Granite REIT developments, financials
Granite also updated its development activities.
It completed and occupied one property in the Netherlands “months ahead of schedule” and is moving ahead with plans to start construction on other developments in Houston and Forth Worth in Texas, as well as in Germany during the first half of 2021.
The trust is also working with tenant Congebec to plan the expansion of a cold storage facility in Mississauga, with work likely to start early in 2021.
Granite is targeting $100 to $140 million in development during 2021.
The REIT’s Q3 financial highlights reported net operating income of $76.5 million, up significantly from $60.1 million in Q3 2019 due mainly to acquisitions.
It also benefited from same property an NOI increase of three per cent, driven by a couple of significant rent increases.
AFFO was $52.7 million ($0.91 per unit) compared to $44.4 million ($0.90 per unit) a year earlier. The AFFO payout ratio was 80 per cent for the quarter, up two per cent from 2019.
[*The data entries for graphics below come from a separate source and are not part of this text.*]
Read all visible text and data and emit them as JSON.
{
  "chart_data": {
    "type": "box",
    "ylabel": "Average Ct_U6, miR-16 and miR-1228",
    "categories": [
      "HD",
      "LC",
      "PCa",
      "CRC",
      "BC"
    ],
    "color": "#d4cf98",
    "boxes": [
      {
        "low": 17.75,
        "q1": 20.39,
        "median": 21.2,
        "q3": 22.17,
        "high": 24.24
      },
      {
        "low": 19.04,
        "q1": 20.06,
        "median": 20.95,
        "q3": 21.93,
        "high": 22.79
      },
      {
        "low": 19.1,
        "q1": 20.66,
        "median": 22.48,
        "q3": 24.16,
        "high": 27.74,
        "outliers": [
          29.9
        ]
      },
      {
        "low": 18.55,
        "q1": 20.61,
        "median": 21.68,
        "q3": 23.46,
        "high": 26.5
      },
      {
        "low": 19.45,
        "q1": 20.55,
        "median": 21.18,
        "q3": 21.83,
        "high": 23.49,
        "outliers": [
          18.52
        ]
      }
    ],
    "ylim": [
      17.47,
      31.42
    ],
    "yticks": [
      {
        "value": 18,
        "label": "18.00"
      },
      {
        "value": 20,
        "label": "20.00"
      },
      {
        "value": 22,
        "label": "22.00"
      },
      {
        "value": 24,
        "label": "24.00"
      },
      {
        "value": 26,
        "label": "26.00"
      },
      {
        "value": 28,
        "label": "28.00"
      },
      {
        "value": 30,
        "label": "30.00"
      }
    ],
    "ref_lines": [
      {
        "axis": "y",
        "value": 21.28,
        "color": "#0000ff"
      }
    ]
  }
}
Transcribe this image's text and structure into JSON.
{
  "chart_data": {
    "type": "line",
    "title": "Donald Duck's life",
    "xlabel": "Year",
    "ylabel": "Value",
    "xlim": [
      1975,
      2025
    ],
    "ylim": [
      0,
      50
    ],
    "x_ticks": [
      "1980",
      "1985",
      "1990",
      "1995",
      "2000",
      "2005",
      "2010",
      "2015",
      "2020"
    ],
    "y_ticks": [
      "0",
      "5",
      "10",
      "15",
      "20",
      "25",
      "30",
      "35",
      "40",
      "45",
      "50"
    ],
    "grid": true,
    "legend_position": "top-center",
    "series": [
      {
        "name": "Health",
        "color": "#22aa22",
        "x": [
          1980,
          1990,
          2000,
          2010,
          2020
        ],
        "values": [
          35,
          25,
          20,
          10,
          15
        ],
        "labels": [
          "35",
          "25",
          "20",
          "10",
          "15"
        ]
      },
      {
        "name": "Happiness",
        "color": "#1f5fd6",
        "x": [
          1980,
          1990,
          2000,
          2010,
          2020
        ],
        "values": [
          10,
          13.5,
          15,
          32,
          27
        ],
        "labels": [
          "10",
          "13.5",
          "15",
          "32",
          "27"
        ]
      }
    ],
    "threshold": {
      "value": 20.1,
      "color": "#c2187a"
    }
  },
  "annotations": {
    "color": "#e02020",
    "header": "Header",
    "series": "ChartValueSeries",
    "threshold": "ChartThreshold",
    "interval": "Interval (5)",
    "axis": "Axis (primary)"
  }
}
During the past year (since Q3 2019) Granite’s portfolio has grown from $4.5 billion to $5.4 billion in properties, and its net debt to 24 per cent from 21 per cent of asset values.
GLA has grown from 40 million square feet to 45.4 million square feet.
Average lease term reduced
The weighted average lease term across the portfolio dipped from 6.5 to 5.9 years, but Gorrie said management is comfortable with that because it is mainly attributed to asset acquisitions.
“A big part of it was the portfolios we added in the Midwest and Memphis,” Gorrie said, referring to two portfolio purchases made earlier in 2020.
“Those were shorter (remaining lease terms). We like the markets, we love the quality of the assets and we felt that they provided strong growth potential.
“So, we were willing for the weighted average lease term to go down and capture some growth because we believe in the quality of those assets and the locations.”